Although customers want to avoid being victims of fraud, many are understandably offended when they’re mistaken for perpetrators of fraud. Forty percent of shoppers in the five-country survey said they’d never shop again with a site that declined their order.
Customers lost to fraud and false declines represent a significant amount of potential lifetime value. However, these customers are also likely to share their negative experiences in a way that influences other consumers to avoid the site where they had their bad experience. For example, 34% of the five-country survey’s respondents said they would post something negative about the site or store online after a false decline.
That negative word-of-mouth requires the retailer or brand to respond and attempt to resolve the issue. That’s because while 94% of shoppers say bad reviews have “convinced them to avoid a business,” 45% say they’re more likely to engage with a business if it responds to its negative reviews. However, this kind of review management can drive up customer acquisition and retention costs, especially if there are a lot of negative comments and reviews to address.
To address fraud and false declines, it’s helpful for companies to benchmark the existing rates of each issue.
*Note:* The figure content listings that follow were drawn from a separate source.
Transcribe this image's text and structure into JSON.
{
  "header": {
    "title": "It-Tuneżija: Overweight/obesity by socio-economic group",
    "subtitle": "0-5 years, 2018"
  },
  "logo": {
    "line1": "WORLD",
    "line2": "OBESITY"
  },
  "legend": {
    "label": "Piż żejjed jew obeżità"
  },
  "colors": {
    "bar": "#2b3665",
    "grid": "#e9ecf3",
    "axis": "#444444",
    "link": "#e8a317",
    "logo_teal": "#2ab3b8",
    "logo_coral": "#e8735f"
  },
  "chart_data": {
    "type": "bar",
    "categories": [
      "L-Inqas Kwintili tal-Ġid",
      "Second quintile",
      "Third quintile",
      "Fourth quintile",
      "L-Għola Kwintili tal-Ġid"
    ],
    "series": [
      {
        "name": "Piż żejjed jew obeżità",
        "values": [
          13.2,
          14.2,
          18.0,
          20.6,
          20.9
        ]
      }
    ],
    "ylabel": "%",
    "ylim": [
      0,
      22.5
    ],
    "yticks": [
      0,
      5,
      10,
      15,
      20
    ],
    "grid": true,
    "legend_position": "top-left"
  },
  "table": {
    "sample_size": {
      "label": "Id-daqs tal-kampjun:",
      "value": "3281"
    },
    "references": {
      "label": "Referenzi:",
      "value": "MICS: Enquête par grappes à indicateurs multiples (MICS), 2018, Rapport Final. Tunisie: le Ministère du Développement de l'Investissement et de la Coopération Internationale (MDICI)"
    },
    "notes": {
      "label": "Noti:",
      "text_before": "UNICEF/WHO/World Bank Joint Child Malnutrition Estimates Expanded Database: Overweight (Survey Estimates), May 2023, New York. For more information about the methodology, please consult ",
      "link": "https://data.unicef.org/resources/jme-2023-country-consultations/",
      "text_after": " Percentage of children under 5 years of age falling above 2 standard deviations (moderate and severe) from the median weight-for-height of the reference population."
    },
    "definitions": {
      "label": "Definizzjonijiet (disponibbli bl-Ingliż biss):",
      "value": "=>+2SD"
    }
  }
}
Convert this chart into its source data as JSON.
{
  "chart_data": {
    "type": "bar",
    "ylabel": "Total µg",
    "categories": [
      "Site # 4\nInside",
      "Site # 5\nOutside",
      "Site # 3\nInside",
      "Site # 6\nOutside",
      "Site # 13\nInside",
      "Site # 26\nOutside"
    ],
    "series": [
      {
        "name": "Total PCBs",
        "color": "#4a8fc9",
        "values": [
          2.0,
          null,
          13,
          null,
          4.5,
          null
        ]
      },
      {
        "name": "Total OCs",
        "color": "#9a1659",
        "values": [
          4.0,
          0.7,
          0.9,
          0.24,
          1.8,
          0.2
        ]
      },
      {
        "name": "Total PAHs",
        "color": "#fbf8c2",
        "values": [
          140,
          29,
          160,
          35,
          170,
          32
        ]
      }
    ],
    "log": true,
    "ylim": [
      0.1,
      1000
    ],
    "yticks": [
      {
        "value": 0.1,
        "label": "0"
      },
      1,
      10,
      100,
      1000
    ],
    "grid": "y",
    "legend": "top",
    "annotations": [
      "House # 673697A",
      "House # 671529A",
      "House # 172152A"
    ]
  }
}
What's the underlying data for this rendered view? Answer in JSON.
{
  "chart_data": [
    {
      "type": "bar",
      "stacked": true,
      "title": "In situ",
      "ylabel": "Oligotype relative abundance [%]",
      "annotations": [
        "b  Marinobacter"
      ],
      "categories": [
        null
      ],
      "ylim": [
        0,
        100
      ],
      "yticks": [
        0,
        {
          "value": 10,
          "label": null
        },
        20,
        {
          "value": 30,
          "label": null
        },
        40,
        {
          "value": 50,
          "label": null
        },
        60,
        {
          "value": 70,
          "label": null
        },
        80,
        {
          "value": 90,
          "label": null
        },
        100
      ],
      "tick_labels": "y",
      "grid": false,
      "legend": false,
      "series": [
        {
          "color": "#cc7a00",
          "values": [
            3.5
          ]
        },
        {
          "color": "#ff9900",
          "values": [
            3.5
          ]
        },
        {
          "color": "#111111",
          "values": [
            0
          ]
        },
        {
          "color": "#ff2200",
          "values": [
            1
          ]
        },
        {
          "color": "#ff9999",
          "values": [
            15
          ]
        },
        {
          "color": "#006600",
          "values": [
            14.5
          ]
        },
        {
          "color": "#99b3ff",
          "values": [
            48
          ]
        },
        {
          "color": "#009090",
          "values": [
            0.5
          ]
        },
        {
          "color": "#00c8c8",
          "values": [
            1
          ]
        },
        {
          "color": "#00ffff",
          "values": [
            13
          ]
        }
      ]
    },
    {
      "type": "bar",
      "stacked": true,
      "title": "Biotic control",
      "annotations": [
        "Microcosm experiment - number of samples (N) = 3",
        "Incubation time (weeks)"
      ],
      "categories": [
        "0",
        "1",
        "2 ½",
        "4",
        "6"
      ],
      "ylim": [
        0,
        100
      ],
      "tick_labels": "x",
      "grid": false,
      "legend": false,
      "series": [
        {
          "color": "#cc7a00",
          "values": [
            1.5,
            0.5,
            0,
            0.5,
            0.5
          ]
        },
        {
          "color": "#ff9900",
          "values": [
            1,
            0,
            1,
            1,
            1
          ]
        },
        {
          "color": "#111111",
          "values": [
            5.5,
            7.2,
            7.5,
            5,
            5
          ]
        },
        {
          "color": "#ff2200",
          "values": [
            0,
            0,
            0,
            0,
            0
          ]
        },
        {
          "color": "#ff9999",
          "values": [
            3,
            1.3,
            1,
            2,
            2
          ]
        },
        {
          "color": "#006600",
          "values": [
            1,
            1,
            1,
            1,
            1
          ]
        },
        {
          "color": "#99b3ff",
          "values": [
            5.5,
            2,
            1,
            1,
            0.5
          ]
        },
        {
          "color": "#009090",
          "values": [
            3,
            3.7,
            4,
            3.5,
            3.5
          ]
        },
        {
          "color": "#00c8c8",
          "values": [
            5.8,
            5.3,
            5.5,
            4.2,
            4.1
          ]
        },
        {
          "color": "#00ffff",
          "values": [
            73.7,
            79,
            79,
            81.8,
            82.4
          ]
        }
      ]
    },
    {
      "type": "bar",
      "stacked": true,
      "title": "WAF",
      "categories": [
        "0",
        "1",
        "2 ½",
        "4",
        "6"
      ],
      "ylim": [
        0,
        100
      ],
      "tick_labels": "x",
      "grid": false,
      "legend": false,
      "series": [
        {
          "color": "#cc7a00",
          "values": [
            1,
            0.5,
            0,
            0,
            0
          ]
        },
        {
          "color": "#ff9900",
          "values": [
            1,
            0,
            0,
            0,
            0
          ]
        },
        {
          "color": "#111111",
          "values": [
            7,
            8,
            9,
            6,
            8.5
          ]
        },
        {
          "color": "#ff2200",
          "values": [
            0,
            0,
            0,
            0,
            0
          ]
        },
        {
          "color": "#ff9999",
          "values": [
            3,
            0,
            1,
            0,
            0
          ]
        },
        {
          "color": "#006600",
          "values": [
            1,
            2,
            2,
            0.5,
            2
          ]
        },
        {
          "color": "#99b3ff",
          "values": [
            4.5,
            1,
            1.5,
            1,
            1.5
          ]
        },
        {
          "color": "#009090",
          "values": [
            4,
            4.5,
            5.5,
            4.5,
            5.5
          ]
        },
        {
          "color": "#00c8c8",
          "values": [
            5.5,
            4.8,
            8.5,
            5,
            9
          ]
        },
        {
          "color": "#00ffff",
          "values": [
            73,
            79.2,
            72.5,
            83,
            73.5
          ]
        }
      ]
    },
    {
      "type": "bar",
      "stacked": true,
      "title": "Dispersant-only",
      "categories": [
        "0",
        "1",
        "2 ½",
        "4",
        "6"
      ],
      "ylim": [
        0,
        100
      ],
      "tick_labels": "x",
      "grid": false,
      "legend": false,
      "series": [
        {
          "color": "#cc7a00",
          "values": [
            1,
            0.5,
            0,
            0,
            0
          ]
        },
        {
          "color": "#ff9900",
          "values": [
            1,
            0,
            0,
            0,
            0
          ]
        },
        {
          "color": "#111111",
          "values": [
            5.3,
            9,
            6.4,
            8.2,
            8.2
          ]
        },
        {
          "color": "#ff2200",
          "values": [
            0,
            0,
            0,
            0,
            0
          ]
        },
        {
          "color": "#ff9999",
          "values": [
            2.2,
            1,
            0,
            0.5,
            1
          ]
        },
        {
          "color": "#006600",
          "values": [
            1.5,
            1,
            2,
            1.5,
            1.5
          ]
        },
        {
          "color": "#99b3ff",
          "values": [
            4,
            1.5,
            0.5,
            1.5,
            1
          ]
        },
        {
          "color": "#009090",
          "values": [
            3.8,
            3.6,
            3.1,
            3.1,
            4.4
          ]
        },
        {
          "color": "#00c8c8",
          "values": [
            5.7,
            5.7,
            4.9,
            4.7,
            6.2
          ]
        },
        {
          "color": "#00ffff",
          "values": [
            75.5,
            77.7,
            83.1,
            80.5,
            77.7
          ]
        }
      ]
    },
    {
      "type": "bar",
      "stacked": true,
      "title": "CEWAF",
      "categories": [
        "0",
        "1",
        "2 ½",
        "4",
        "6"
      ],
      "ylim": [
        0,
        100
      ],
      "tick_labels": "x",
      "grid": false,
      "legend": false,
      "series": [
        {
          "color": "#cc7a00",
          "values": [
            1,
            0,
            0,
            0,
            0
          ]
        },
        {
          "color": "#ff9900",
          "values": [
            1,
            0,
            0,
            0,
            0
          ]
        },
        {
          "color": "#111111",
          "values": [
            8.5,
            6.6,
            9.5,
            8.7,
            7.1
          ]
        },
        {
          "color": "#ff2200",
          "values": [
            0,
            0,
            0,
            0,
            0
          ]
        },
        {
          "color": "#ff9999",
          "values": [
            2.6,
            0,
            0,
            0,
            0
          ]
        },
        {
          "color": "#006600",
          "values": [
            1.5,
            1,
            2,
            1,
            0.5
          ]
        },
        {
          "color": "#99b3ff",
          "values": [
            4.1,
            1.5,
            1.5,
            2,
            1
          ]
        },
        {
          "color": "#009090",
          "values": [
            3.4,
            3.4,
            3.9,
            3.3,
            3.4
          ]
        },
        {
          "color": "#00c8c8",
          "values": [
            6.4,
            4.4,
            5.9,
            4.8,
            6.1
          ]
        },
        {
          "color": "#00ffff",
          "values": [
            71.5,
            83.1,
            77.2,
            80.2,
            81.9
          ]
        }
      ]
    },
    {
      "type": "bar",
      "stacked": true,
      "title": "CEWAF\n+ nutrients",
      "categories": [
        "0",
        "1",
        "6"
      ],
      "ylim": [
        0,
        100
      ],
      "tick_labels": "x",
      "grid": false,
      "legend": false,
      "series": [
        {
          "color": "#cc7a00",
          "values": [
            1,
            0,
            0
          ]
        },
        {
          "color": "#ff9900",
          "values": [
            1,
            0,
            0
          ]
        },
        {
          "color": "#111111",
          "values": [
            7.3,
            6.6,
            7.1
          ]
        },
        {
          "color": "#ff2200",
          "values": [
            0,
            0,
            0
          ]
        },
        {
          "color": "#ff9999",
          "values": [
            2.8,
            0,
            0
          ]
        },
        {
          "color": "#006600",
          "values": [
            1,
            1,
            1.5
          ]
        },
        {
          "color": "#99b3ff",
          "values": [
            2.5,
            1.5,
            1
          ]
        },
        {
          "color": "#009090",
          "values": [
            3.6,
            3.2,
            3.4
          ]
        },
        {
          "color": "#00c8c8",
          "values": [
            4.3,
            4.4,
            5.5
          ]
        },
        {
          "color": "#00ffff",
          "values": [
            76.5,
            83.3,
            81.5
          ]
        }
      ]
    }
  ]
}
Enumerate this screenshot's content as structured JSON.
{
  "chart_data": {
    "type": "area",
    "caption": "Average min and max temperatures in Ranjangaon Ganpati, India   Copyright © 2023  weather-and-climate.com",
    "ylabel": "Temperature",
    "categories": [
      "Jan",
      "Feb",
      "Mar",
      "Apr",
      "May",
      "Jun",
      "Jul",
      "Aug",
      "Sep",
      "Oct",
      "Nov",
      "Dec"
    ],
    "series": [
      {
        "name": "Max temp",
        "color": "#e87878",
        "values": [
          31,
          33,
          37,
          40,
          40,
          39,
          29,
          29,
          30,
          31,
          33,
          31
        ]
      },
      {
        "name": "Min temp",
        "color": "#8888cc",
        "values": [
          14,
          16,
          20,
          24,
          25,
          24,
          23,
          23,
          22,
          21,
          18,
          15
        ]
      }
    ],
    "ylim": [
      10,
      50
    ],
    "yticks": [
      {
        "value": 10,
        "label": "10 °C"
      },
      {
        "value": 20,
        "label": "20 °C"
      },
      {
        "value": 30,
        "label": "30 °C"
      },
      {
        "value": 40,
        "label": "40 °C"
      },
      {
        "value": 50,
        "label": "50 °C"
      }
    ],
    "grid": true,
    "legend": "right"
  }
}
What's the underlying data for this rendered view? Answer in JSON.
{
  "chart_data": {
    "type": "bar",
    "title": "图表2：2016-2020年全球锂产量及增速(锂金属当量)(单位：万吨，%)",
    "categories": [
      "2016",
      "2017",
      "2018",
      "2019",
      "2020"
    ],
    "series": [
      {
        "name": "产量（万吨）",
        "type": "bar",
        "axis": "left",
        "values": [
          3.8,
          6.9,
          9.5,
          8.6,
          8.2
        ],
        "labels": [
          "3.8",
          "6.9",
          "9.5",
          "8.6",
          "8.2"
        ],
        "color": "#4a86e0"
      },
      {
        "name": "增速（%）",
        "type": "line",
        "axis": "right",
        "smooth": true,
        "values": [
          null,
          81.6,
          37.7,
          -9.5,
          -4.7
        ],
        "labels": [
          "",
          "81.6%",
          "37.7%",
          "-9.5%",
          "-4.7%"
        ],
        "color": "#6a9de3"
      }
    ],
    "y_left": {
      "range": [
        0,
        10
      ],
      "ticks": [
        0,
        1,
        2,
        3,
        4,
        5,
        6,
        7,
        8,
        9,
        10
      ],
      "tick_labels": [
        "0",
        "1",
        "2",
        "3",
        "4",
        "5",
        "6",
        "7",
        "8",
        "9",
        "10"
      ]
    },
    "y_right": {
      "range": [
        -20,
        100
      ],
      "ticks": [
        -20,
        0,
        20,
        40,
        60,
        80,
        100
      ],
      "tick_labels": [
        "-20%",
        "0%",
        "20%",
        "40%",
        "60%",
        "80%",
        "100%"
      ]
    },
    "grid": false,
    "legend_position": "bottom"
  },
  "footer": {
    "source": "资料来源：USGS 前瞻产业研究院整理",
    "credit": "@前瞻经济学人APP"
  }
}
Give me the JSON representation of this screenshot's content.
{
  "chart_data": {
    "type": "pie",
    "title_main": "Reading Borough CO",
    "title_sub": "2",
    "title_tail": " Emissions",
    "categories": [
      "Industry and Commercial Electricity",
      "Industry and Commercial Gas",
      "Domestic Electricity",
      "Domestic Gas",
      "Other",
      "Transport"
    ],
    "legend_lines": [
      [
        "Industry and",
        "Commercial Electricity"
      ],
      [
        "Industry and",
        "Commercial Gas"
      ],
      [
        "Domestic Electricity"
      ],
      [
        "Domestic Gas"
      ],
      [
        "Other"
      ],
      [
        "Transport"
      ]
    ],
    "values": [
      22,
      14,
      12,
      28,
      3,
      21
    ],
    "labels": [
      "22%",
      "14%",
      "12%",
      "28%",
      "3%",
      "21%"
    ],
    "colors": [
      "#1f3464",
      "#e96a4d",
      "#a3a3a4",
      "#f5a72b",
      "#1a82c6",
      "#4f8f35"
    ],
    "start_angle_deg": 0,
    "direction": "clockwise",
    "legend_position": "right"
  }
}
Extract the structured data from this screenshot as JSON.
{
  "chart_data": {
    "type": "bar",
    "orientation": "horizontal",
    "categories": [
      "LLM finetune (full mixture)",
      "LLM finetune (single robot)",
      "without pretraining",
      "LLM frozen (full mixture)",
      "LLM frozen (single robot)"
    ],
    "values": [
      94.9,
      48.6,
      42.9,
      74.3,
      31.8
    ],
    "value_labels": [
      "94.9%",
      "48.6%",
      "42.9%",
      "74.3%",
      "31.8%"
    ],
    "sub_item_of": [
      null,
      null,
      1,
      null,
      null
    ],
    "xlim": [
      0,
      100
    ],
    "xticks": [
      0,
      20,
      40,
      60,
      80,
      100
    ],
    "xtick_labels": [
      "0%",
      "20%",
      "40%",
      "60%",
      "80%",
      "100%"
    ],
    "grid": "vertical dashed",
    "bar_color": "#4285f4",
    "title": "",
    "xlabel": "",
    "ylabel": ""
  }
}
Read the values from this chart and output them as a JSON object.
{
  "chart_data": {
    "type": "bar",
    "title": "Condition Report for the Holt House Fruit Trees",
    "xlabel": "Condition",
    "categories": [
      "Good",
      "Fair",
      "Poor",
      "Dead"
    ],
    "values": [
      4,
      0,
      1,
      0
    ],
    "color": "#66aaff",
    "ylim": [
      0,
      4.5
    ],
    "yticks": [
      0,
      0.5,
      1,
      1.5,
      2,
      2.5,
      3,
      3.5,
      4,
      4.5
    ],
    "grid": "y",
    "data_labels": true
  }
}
Then it’s time to see why fraud is getting past existing barriers. For example, the fraud control program may lack AI that can learn to identify fraud attempts that are more sophisticated than simply using a stolen credit card. Or the fraud control program may have AI capabilities, but the system is automatically set to reject all flagged orders without further investigation–a typical scenario for generating excessive false declines.
Ideally, the fraud prevention process will include an AI-driven automated fraud detection component, with the parameters customized to accommodate the store’s specific customer personas and markets. For example, if the store has many cross-border and new customers, the parameters should not be so strict that they automatically flag customers with overseas addresses, or customers without an online shopping history. The program should be capable of weighing additional factors in scoring these orders.
The fraud prevention program should also allow for expert review of orders that score high for fraud risk. This step can identify flagged orders that are legitimate, so the retailer can avoid false declines, approve the orders, and keep those customers’ lifetime value. Expert review can also confirm fraud findings and feed all of the review results back into the AI system so it can refine its ability to separate fraud from good orders over time.
When customers can shop without fraud and false declines, they’re more likely to remain loyal, even if the stores they’re shopping with don’t offer the lowest prices or fastest shipping. Eighty-five percent of consumers in the five-country survey said they’re more likely to shop with stores they trust, even if they have to pay slightly more or wait slightly longer for deliveries. By providing safe, positive shopping experiences, retailers and brands can enjoy a higher average customer lifetime value, better word-of-mouth online, and lower costs to win over new customers.